Таунсенд руководил одной из самых плодотворных и сложных сетей шпионажа, существовавших на колониальной стороне во время революции. По крайней мере, мы не знаем ничего подобного. Его целью был район Нью-Йорка, где, разумеется, располагалась британская штаб-квартира. Его сложность заключалась не столько в усилиях по сбору информации, сколько в средствах коммуникации. (Я помню, что генерал Донован всегда внушал мне жизненно важное значение связи. Бесполезно собирать информацию, если вы не можете быстро и точно донести ее до пользователя.)
Поскольку британцы твердо контролировали Нью-Йорк, Гудзон и район гавани, было невозможно или, по крайней мере, очень рискованно проскользнуть через их оборону в Вашингтон в Вестчестере. Таким образом, информация от агентов Таунсенда в Нью-Йорке передавалась в Вашингтон очень окольным путем, который, однако, для того времени был быстрым, эффективным и безопасным.
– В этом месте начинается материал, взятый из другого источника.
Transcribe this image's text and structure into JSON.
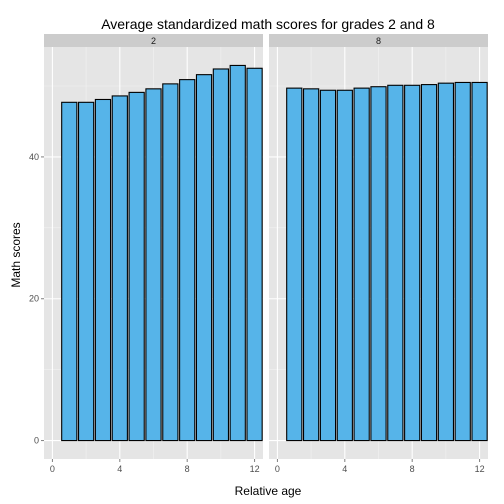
{
  "chart_data": {
    "type": "bar",
    "title": "Average standardized math scores for grades 2 and 8",
    "xlabel": "Relative age",
    "ylabel": "Math scores",
    "xlim": [
      -0.5,
      12.5
    ],
    "ylim": [
      -2.6,
      55.5
    ],
    "xticks": [
      0,
      4,
      8,
      12
    ],
    "yticks": [
      0,
      20,
      40
    ],
    "grid": true,
    "bar_color": "#56B4E9",
    "bar_outline": "#000000",
    "panel_background": "#E5E5E5",
    "strip_background": "#CCCCCC",
    "panels": [
      {
        "label": "2",
        "x": [
          1,
          2,
          3,
          4,
          5,
          6,
          7,
          8,
          9,
          10,
          11,
          12
        ],
        "values": [
          47.7,
          47.7,
          48.1,
          48.6,
          49.1,
          49.6,
          50.3,
          50.9,
          51.6,
          52.4,
          52.9,
          52.5
        ]
      },
      {
        "label": "8",
        "x": [
          1,
          2,
          3,
          4,
          5,
          6,
          7,
          8,
          9,
          10,
          11,
          12
        ],
        "values": [
          49.7,
          49.6,
          49.4,
          49.4,
          49.7,
          49.9,
          50.1,
          50.1,
          50.2,
          50.4,
          50.5,
          50.5
        ]
      }
    ]
  }
}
Его доставили из Нью-Йорка на северный берег Лонг-Айленда, оттуда через пролив Лонг-Айленд на лодке к берегу Коннектикута, где Таллмэдж подобрал его и передал генералу Вашингтону.
Самая известная шпионская история о революции, помимо истории Хейла, — это история майора Джона Андре и Бенедикта Арнольда. Эти два джентльмена, возможно, никогда не были бы обнаружены, и в этом случае ущерб патриотическому делу был бы неисчислим, если бы не Таунсенд и Таллмэдж, которые, очевидно, были столь же проницательны в деле контрразведки, как и в сборе военной информации. информация.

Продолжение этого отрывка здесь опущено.